Though I can't find the Metatalk thread in question at the moment, I remember Matt talking way back when about how Jason had almost convinced him, when he wasn't seeing a way forward with Metafilter, to shut it down. I know that it was just a case of one friend trying to help another out of a tough stretch, but since then I've always had just tiny little nugget of furrowed-browedness towards Kottke, for what I admit is no good reason.

But yeah, he's one of those folks who were very much instrumental in shaping what we used to call the personal web, among other things, before it got taken over, despite best efforts, by massive companies and their cynical social-media datamining operations. Almost all of those folks had Metafilter accounts back in the early days, and some of them still log on once in a while here, and some part of why I joined Metafilter 13 years ago was because I wanted to hang out with them.

Happy birthday, whipper-snapper.
posted by stavrosthewonderchicken at 6:42 PM on September 28, 2013 [1 favorite]


I miss weird stuff like Kottke's now apparently defunct 0sil8. It was an era of weird graphic design art projects for the web which went into seeing how you could make the beast move. I used to endlessly devour sites like that and Test Pilot Collective and MeFi which was your guidebook to all the design weirdness that positively exploded. Jason did a logo one time made up of jittering scroll boxes because he could.. Some of that still out there now, fun things built with HTML5 or whatev the next evolution will come, but now it's about much showier things: nobody would be impressed by, say, a a nice swinging lightbulb effect but at the time man, mind melted. It was a weird new world, mostly static but with moving components with no rules yet developed.

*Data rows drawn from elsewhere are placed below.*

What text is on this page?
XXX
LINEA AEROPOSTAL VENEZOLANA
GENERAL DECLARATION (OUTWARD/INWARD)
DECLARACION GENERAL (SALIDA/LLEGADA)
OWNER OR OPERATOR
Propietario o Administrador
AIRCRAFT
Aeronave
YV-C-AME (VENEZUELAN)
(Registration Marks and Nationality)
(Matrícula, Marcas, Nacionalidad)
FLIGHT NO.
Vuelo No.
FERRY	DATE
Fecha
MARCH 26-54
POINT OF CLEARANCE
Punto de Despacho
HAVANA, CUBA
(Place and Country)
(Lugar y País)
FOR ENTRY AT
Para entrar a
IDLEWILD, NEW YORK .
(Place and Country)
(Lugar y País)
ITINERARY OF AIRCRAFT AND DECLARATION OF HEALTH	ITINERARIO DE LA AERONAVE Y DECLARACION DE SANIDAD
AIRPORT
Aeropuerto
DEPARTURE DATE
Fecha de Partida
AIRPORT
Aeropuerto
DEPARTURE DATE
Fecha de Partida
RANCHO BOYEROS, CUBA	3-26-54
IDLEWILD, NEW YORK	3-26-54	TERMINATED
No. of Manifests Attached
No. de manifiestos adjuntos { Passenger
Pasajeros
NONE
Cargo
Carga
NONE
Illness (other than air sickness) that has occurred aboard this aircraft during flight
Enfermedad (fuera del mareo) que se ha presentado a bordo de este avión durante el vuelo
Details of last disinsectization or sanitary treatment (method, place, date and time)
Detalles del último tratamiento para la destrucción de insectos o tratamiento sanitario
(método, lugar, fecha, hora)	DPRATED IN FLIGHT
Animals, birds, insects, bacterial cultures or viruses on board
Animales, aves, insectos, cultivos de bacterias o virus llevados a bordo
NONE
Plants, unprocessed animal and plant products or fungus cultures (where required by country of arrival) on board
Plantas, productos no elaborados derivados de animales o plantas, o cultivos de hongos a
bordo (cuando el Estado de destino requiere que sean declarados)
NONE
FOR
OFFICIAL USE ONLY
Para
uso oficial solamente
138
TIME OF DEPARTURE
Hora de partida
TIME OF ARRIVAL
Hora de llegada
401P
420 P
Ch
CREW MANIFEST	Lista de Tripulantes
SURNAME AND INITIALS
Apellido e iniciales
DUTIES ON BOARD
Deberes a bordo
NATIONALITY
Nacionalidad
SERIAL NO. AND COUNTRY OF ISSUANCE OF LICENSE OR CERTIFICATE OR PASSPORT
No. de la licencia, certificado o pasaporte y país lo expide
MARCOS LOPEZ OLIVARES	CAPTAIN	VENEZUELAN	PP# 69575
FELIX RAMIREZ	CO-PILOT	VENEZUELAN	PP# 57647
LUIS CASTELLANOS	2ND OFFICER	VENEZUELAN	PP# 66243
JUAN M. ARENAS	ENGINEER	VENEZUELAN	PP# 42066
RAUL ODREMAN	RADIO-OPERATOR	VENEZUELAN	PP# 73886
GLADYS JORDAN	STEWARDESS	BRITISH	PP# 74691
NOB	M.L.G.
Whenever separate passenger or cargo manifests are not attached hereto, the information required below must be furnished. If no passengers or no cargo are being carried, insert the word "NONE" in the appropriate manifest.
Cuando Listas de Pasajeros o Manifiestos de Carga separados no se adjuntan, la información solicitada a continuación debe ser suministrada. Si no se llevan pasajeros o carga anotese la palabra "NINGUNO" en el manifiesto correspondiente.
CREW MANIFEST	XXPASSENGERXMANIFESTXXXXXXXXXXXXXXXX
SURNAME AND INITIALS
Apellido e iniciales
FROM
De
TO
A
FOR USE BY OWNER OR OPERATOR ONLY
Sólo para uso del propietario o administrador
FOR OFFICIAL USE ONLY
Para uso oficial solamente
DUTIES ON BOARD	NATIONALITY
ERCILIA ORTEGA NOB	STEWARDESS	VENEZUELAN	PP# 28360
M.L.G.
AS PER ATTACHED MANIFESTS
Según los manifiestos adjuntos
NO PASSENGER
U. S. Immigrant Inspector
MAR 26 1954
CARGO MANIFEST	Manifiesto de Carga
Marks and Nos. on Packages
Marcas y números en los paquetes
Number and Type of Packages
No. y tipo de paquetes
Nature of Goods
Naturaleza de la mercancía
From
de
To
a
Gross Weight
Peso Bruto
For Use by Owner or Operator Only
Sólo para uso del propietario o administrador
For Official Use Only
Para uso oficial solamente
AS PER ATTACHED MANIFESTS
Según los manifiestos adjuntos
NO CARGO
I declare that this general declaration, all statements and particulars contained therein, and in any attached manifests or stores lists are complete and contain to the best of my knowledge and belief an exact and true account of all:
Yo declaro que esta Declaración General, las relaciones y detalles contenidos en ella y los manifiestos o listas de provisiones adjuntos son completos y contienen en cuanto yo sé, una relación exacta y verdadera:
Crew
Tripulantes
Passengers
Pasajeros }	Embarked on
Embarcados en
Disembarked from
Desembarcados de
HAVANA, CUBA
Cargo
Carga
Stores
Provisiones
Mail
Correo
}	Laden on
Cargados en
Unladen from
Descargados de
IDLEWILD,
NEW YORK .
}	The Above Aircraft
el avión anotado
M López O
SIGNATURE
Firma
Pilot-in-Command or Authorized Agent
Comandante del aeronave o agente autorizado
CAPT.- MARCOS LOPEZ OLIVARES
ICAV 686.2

Osil8 was where I heard Jessamyn leave a reading of Rural Electrification which threw me down the Brautigan pit forever: Sombrero Fallout is next to my bed here somewhere. Jason had leveraged a dot com voicemail service that I think would email you your messages: the Jurassic Google Voice. Seemed the world was full of fun, free things you could leverage.

Welcome to mid-life, sucka.
posted by Ogre Lawless at 9:34 AM on September 29, 2013 [1 favorite]


We're from the generation that built the Web

No, that's Tim Berners-Lee. There was a web before there were blogs.
posted by MartinWisse at 2:01 PM on September 29, 2013


Happy Birthday, Jason -- yours was the very first blog I ever encountered, waaaaay back in 2000 - and it intrigued me enough to try my hand, which eventually led to my becoming an "online producer" - my dream job. A job that didn't even exist a few years ago. Thanks, Jason.